Any major storm near Louisiana brings back memories of Hurricane Katrina, the 2005 storm that devastated New Orleans and surrounding areas, killing nearly 1,400 people and causing $125 billion in damage, according to a Hurricane Center report from 2023.

Water from Lake Pontchartrain, which borders the city to the north, began flowing over the sea wall. Since Katrina, however, the federal government has built a $14.5 billion levee protection system, including stormwater gates that can prevent storm surges in the city’s internal drainage channels, which failed catastrophically during Hurricane Katrina.

Grocery stores were boarded up by late afternoon, but not before veterans of previous storms had loaded up on supplies.

“We’re all set.

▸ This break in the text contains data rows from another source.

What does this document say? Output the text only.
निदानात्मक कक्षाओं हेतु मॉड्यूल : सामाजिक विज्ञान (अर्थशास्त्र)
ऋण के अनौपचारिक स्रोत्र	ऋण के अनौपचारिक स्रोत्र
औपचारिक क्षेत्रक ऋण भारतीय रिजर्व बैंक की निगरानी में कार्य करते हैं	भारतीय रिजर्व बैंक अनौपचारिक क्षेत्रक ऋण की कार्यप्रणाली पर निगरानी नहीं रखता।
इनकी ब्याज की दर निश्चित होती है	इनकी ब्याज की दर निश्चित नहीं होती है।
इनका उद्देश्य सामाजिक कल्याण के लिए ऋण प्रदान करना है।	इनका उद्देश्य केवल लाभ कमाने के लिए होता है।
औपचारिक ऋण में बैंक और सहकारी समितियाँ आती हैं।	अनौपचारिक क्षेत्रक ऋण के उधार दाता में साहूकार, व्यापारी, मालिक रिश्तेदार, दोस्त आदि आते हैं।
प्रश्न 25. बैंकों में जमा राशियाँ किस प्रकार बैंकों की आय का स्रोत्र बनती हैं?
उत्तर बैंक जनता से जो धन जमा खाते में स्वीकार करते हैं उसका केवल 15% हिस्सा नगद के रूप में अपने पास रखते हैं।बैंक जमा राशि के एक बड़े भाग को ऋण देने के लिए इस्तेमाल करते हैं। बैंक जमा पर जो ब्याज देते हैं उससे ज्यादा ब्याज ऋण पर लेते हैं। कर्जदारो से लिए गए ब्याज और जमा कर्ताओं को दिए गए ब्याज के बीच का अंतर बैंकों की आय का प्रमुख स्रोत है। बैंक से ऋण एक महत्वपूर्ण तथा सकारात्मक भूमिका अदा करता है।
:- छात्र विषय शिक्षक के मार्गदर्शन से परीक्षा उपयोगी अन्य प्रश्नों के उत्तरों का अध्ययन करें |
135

We’ve got our canned goods. We’ve got our supplies,” said Steve Rodriguez, who has lived in New Orleans since 1983 and was trying to get some last-minute shopping done.

©Reuters. A man waits in the rain to cross Claiborne Avenue as Hurricane Francine intensified ahead of an expected landfall on the US Gulf Coast, in New Orleans, Louisiana, US on September 11, 2024. REUTERS/Edmund Fountain

The storm has already disrupted energy production and agricultural exports from the US Gulf of Mexico.

Nearly 39% of oil and nearly half of production in the U.S. Gulf of Mexico were offline on Wednesday, according to the offshore regulator. A total of 171 production platforms and three drilling rigs had been evacuated.